The arrest of Gujarat police officer Sanjiv Bhatt could be the next flashpoint between the Centre and the Modi government.
The union home ministry on Tuesday asked the state government to ensure adequate security for the Indian Police Service (IPS) officer and his family. The Modi government hit back, slamming the “unnecessary intervention”.
The war of words erupted hours after an Ahmedabad court reserved, for October 7, its orders on the state's revision petition against the judicial remand of the officer after Bhatt refused the judge’s suggestion that he show his bank lockers to the police, as requested, to secure bail.
“This is a battle of principles. I’m ready to remain in jail for however long it takes, but will not compromise at any cost,” he said.
The officer, who was arrested on September 30, is in judicial custody on charges of wrongful confinement and fabrication of evidence.
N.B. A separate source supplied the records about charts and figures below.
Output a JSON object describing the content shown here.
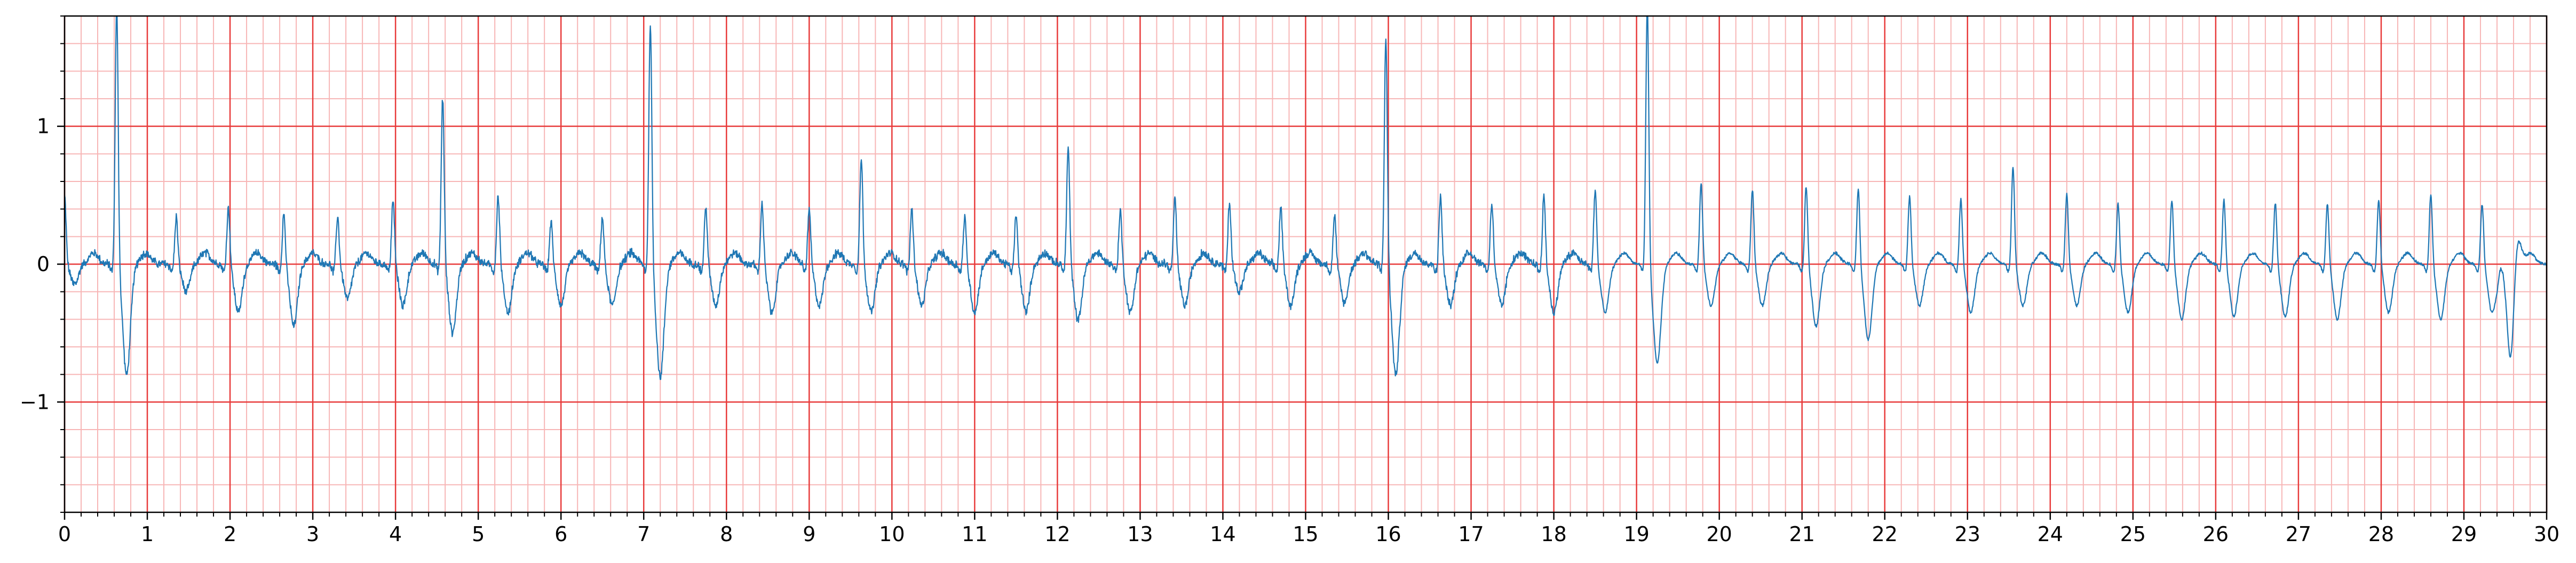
{
  "chart_data": {
    "type": "line",
    "title": "",
    "xlabel": "",
    "ylabel": "",
    "xlim": [
      0,
      30
    ],
    "ylim": [
      -1.8,
      1.8
    ],
    "x_ticks": [
      0,
      1,
      2,
      3,
      4,
      5,
      6,
      7,
      8,
      9,
      10,
      11,
      12,
      13,
      14,
      15,
      16,
      17,
      18,
      19,
      20,
      21,
      22,
      23,
      24,
      25,
      26,
      27,
      28,
      29,
      30
    ],
    "x_tick_labels": [
      "0",
      "1",
      "2",
      "3",
      "4",
      "5",
      "6",
      "7",
      "8",
      "9",
      "10",
      "11",
      "12",
      "13",
      "14",
      "15",
      "16",
      "17",
      "18",
      "19",
      "20",
      "21",
      "22",
      "23",
      "24",
      "25",
      "26",
      "27",
      "28",
      "29",
      "30"
    ],
    "y_ticks": [
      -1,
      0,
      1
    ],
    "y_tick_labels": [
      "−1",
      "0",
      "1"
    ],
    "x_minor_step": 0.2,
    "y_minor_step": 0.2,
    "grid": {
      "major": true,
      "minor": true,
      "major_color": "#e83b3b",
      "minor_color": "#f7b6b6"
    },
    "series": [
      {
        "color": "#1f77b4",
        "beats": [
          [
            0.0,
            0.5,
            -0.15
          ],
          [
            0.63,
            1.9,
            -0.8
          ],
          [
            1.35,
            0.35,
            -0.2
          ],
          [
            1.98,
            0.42,
            -0.35
          ],
          [
            2.65,
            0.38,
            -0.45
          ],
          [
            3.3,
            0.35,
            -0.25
          ],
          [
            3.97,
            0.47,
            -0.3
          ],
          [
            4.57,
            1.22,
            -0.5
          ],
          [
            5.24,
            0.5,
            -0.35
          ],
          [
            5.88,
            0.32,
            -0.3
          ],
          [
            6.5,
            0.35,
            -0.3
          ],
          [
            7.08,
            1.78,
            -0.82
          ],
          [
            7.75,
            0.42,
            -0.3
          ],
          [
            8.43,
            0.45,
            -0.35
          ],
          [
            9.0,
            0.4,
            -0.3
          ],
          [
            9.63,
            0.78,
            -0.35
          ],
          [
            10.24,
            0.4,
            -0.3
          ],
          [
            10.88,
            0.35,
            -0.35
          ],
          [
            11.5,
            0.36,
            -0.35
          ],
          [
            12.13,
            0.85,
            -0.4
          ],
          [
            12.76,
            0.4,
            -0.35
          ],
          [
            13.42,
            0.48,
            -0.3
          ],
          [
            14.08,
            0.45,
            -0.2
          ],
          [
            14.7,
            0.42,
            -0.3
          ],
          [
            15.35,
            0.36,
            -0.28
          ],
          [
            15.97,
            1.65,
            -0.8
          ],
          [
            16.63,
            0.5,
            -0.3
          ],
          [
            17.25,
            0.45,
            -0.3
          ],
          [
            17.88,
            0.5,
            -0.35
          ],
          [
            18.5,
            0.55,
            -0.35
          ],
          [
            19.13,
            1.9,
            -0.72
          ],
          [
            19.78,
            0.6,
            -0.3
          ],
          [
            20.4,
            0.55,
            -0.3
          ],
          [
            21.05,
            0.58,
            -0.45
          ],
          [
            21.68,
            0.56,
            -0.55
          ],
          [
            22.3,
            0.5,
            -0.3
          ],
          [
            22.92,
            0.48,
            -0.35
          ],
          [
            23.55,
            0.72,
            -0.3
          ],
          [
            24.2,
            0.52,
            -0.3
          ],
          [
            24.82,
            0.45,
            -0.35
          ],
          [
            25.47,
            0.48,
            -0.4
          ],
          [
            26.1,
            0.48,
            -0.38
          ],
          [
            26.72,
            0.46,
            -0.38
          ],
          [
            27.35,
            0.45,
            -0.4
          ],
          [
            27.97,
            0.48,
            -0.35
          ],
          [
            28.6,
            0.52,
            -0.4
          ],
          [
            29.22,
            0.45,
            -0.35
          ],
          [
            29.45,
            0.0,
            -0.95
          ]
        ]
      }
    ]
  }
}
On Monday, his wife Shweta wrote to the home ministry expressing fears that Bhatt could be “physically ill-treated” by a “vindictive administration”. In April, Bhatt had filed an affidavit in the Supreme Court alleging Modi's complicity in the 2002 anti-Muslim riots.
The Centre wrote to the state authorities to provide security “to Bhatt and his family as per local threat perception”.
It has also decided to independently assess the threat perception after state police claimed that there was no specific threat to the officer.
If the Intelligence Bureau finds substance to the fears and the home ministry makes him a central protectee, it will be obligatory on the Modi government to protect Bhatt.
“The quick response from the ministry only confirms our belief that there is connivance between Bhatt, Congress and the Centre,” a senior Gujarat minister told HT on condition of anonymity.
Defending the arrest, BJP spokesperson Nirmala Sitharaman said it was done as per the legal process. “Is it fashionable to talk anti-Modi?” she asked in New Delhi.
Social activists Anna Hazare, however, came out in support of Bhatt. “What Modi has done is wrong. It is not good for democracy,” Hazare said at his native village Ralegan Siddhi in Maharashtra.